Nearly half a century before the Pittsburgh Penguins traded for speedy, 24-year-old winger Kasperi Kapanen, another Kapanen likewise switched teams, setting the stage for a moment that has lived on in Finnish folklore.
Hannu Kapanen, Kasperi’s grandfather, was a skinny spark plug who represented his country at the 1976 Olympics and would eventually be enshrined in the Finnish Hockey Hall of Fame. A player who averaged more than a point per game over the span of his career, Hannu’s scoring touch was second only to his wicked temper.

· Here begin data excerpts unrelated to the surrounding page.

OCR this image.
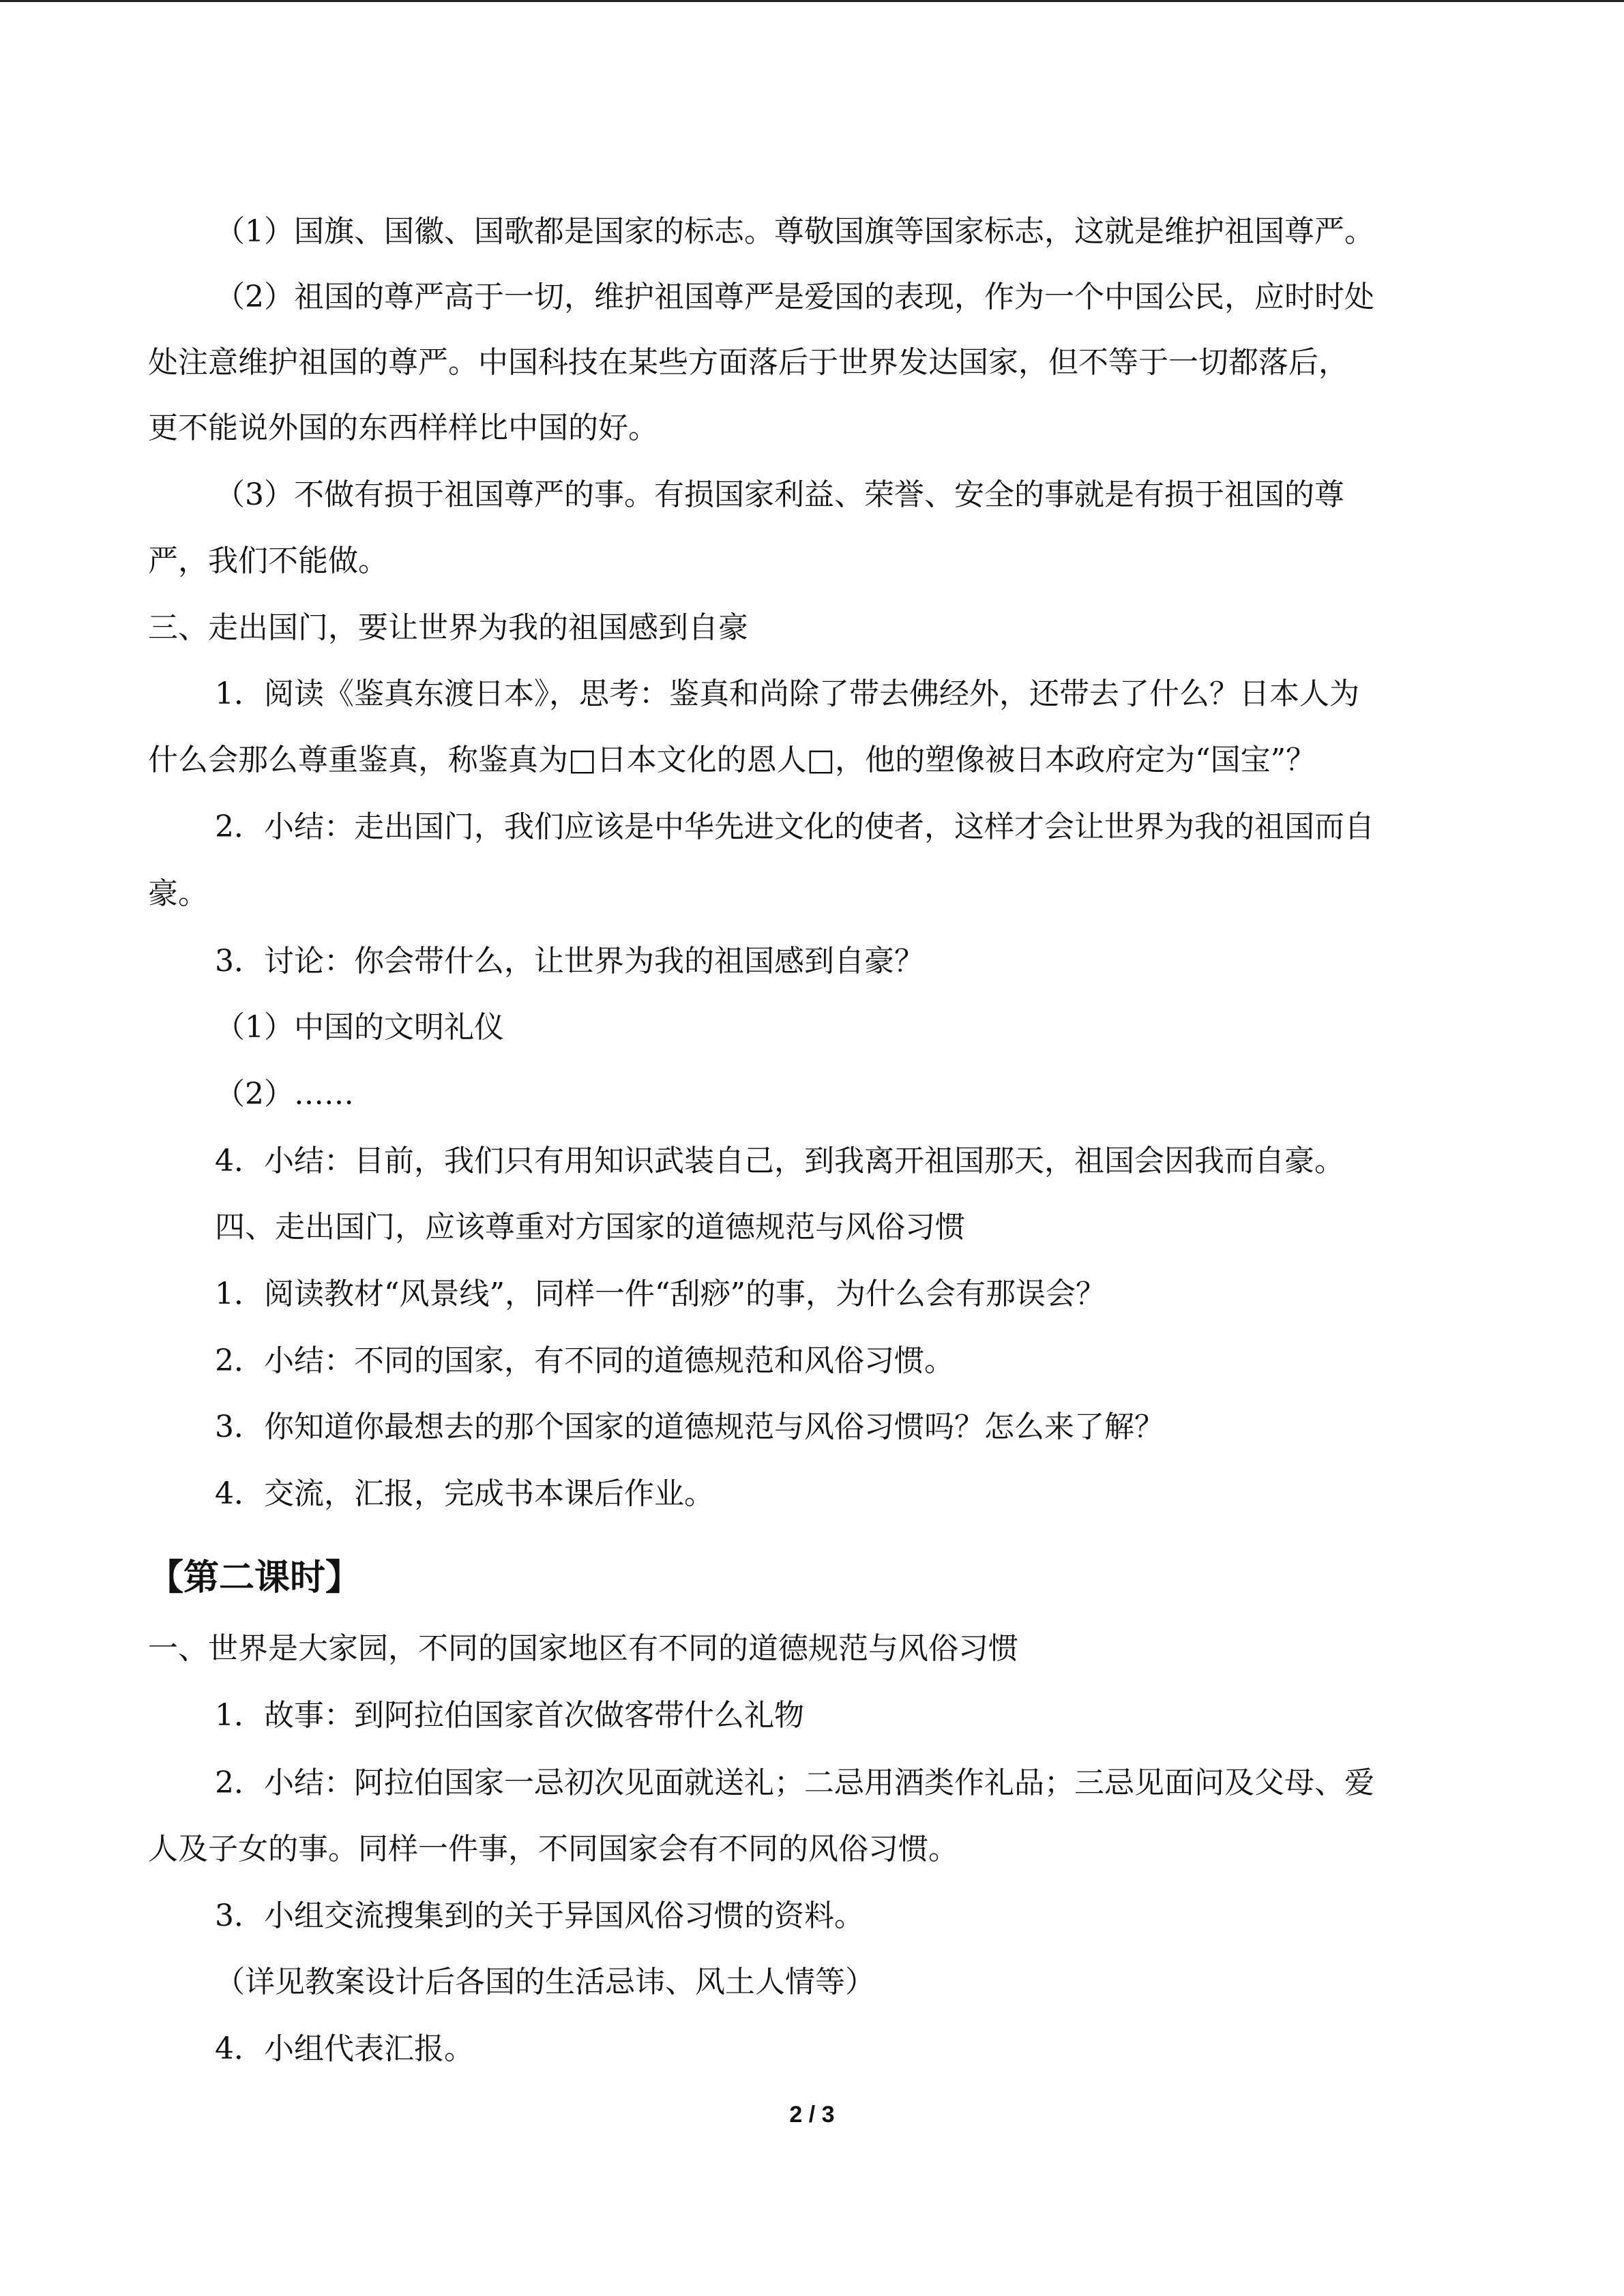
（1）国旗、国徽、国歌都是国家的标志。尊敬国旗等国家标志，这就是维护祖国尊严。
（2）祖国的尊严高于一切，维护祖国尊严是爱国的表现，作为一个中国公民，应时时处
处注意维护祖国的尊严。中国科技在某些方面落后于世界发达国家，但不等于一切都落后，
更不能说外国的东西样样比中国的好。
（3）不做有损于祖国尊严的事。有损国家利益、荣誉、安全的事就是有损于祖国的尊
严，我们不能做。
三、走出国门，要让世界为我的祖国感到自豪
1．阅读《鉴真东渡日本》，思考：鉴真和尚除了带去佛经外，还带去了什么？日本人为
什么会那么尊重鉴真，称鉴真为□日本文化的恩人□，他的塑像被日本政府定为“国宝”？
2．小结：走出国门，我们应该是中华先进文化的使者，这样才会让世界为我的祖国而自
豪。
3．讨论：你会带什么，让世界为我的祖国感到自豪？
（1）中国的文明礼仪
（2）……
4．小结：目前，我们只有用知识武装自己，到我离开祖国那天，祖国会因我而自豪。
四、走出国门，应该尊重对方国家的道德规范与风俗习惯
1．阅读教材“风景线”，同样一件“刮痧”的事，为什么会有那误会？
2．小结：不同的国家，有不同的道德规范和风俗习惯。
3．你知道你最想去的那个国家的道德规范与风俗习惯吗？怎么来了解？
4．交流，汇报，完成书本课后作业。
【第二课时】
一、世界是大家园，不同的国家地区有不同的道德规范与风俗习惯
1．故事：到阿拉伯国家首次做客带什么礼物
2．小结：阿拉伯国家一忌初次见面就送礼；二忌用酒类作礼品；三忌见面问及父母、爱
人及子女的事。同样一件事，不同国家会有不同的风俗习惯。
3．小组交流搜集到的关于异国风俗习惯的资料。
（详见教案设计后各国的生活忌讳、风土人情等）
4．小组代表汇报。
2 / 3
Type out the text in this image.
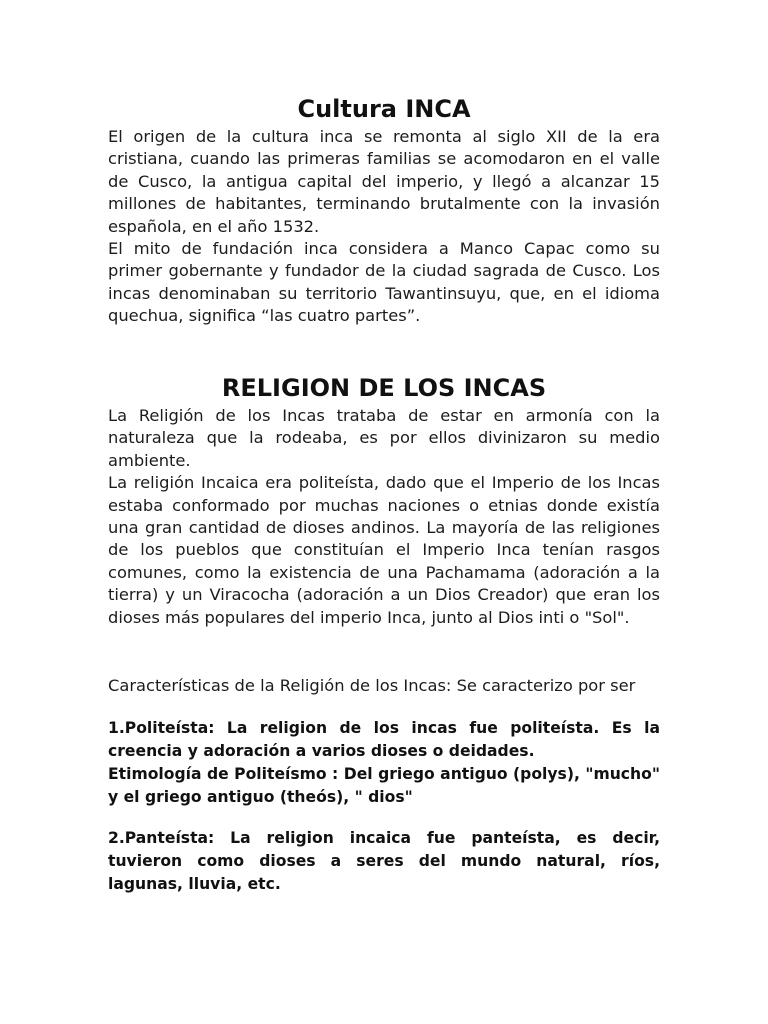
Cultura INCA

El origen de la cultura inca se remonta al siglo XII de la era cristiana, cuando las primeras familias se acomodaron en el valle de Cusco, la antigua capital del imperio, y llegó a alcanzar 15 millones de habitantes, terminando brutalmente con la invasión española, en el año 1532.

El mito de fundación inca considera a Manco Capac como su primer gobernante y fundador de la ciudad sagrada de Cusco. Los incas denominaban su territorio Tawantinsuyu, que, en el idioma quechua, significa “las cuatro partes”.

RELIGION DE LOS INCAS

La Religión de los Incas trataba de estar en armonía con la naturaleza que la rodeaba, es por ellos divinizaron su medio ambiente.

La religión Incaica era politeísta, dado que el Imperio de los Incas estaba conformado por muchas naciones o etnias donde existía una gran cantidad de dioses andinos. La mayoría de las religiones de los pueblos que constituían el Imperio Inca tenían rasgos comunes, como la existencia de una Pachamama (adoración a la tierra) y un Viracocha (adoración a un Dios Creador) que eran los dioses más populares del imperio Inca, junto al Dios inti o "Sol".

Características de la Religión de los Incas: Se caracterizo por ser

1.Politeísta: La religion de los incas fue politeísta. Es la creencia y adoración a varios dioses o deidades.

Etimología de Politeísmo : Del griego antiguo (polys), "mucho" y el griego antiguo (theós), " dios"

2.Panteísta: La religion incaica fue panteísta, es decir, tuvieron como dioses a seres del mundo natural, ríos, lagunas, lluvia, etc.
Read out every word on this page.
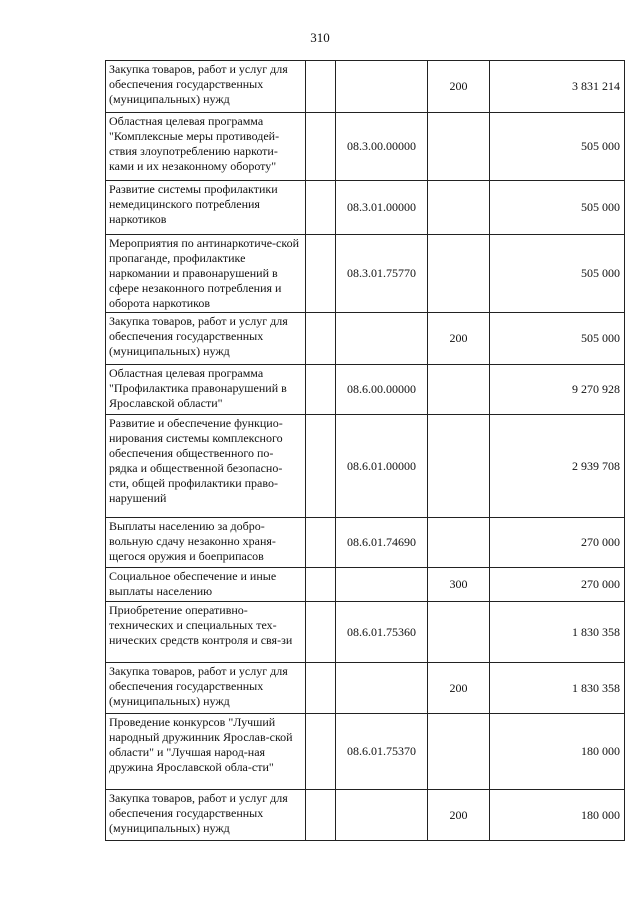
310
Закупка товаров, работ и услуг для обеспечения государственных (муниципальных) нужд			200	3 831 214
Областная целевая программа "Комплексные меры противодей-ствия злоупотреблению наркоти-ками и их незаконному обороту"		08.3.00.00000		505 000
Развитие системы профилактики немедицинского потребления наркотиков		08.3.01.00000		505 000
Мероприятия по антинаркотиче-ской пропаганде, профилактике наркомании и правонарушений в сфере незаконного потребления и оборота наркотиков		08.3.01.75770		505 000
Закупка товаров, работ и услуг для обеспечения государственных (муниципальных) нужд			200	505 000
Областная целевая программа "Профилактика правонарушений в Ярославской области"		08.6.00.00000		9 270 928
Развитие и обеспечение функцио-нирования системы комплексного обеспечения общественного по-рядка и общественной безопасно-сти, общей профилактики право-нарушений		08.6.01.00000		2 939 708
Выплаты населению за добро-вольную сдачу незаконно храня-щегося оружия и боеприпасов		08.6.01.74690		270 000
Социальное обеспечение и иные выплаты населению			300	270 000
Приобретение оперативно-технических и специальных тех-нических средств контроля и свя-зи		08.6.01.75360		1 830 358
Закупка товаров, работ и услуг для обеспечения государственных (муниципальных) нужд			200	1 830 358
Проведение конкурсов "Лучший народный дружинник Ярослав-ской области" и "Лучшая народ-ная дружина Ярославской обла-сти"		08.6.01.75370		180 000
Закупка товаров, работ и услуг для обеспечения государственных (муниципальных) нужд			200	180 000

With every five-minute major and 10-minute misconduct, the man nicknamed “Smiling Hannes” racked up 418 penalty minutes in 320 league matches. His best season, the undersized forward ranked about 15th in the SM-liiga in scoring ... and first in penalty minutes.
“I always knew the rules,” Hannu told a Finnish magazine in his native tongue a few years back. “When the referees did not, I always taught them.”
That often-simmering volcano of a personality eventually erupted in 1977.
Hannu was playing for a Helsinki club named Jokerit — which, considering Hannu’s motor-mouth and jovial personality, fittingly translates to Jokers or Jesters. But when the team owner announced it was up to Hannu to pull the club out of a subpar stretch, the hothead revolted. He orchestrated a move to Jokerit’s long-hated, intra-city rival HIFK.
The bad blood that divided Finland’s capital city eventually forced two brothers to pick sides, as Hannu’s younger brother, Jari, remained loyal to Jokerit.
That first matchup of the 1977-78 season was even more eagerly anticipated than usual in Helsinki, with a gallon of gasoline dumped on an already-inflamed rivalry and the local newspapers providing additional kindling. It didn’t disappoint.
Jari, who would eventually captain the Jokerit club, zipped through the ice using some of that trademark Kapanen speed. Hannu reached out and hooked his younger brother, drawing a penalty. The referee’s arm raised, and so did tensions.
The brothers converged. Hannu remembers saying something along the lines of, “What are you crying about little boy? You know what happens if we fight.”
Jari later told a Finnish publication years later that he remembers the chirping along the lines of, “The little boy is not angry or he will call his mommy.”
Words flew. Then fists. Referees separated the two Kapanen brothers. But by then the newspapers in Helsinki were already crafting headlines.
As the years continued, Hannu would go on to become the patriarch of a distinguished hockey bloodline. He had two sons. Kimmo became a goalkeeper in Finland, while Sami played in the NHL for 12 of his 20-plus year professional career.
The tradition now continues with Kasperi. Scoring touch and a short-fuse remain at the roots of the family tree.
“We all got that kind of temper,” Kasperi said. “We got that emotion in us, which is something I feel like you need in hockey.”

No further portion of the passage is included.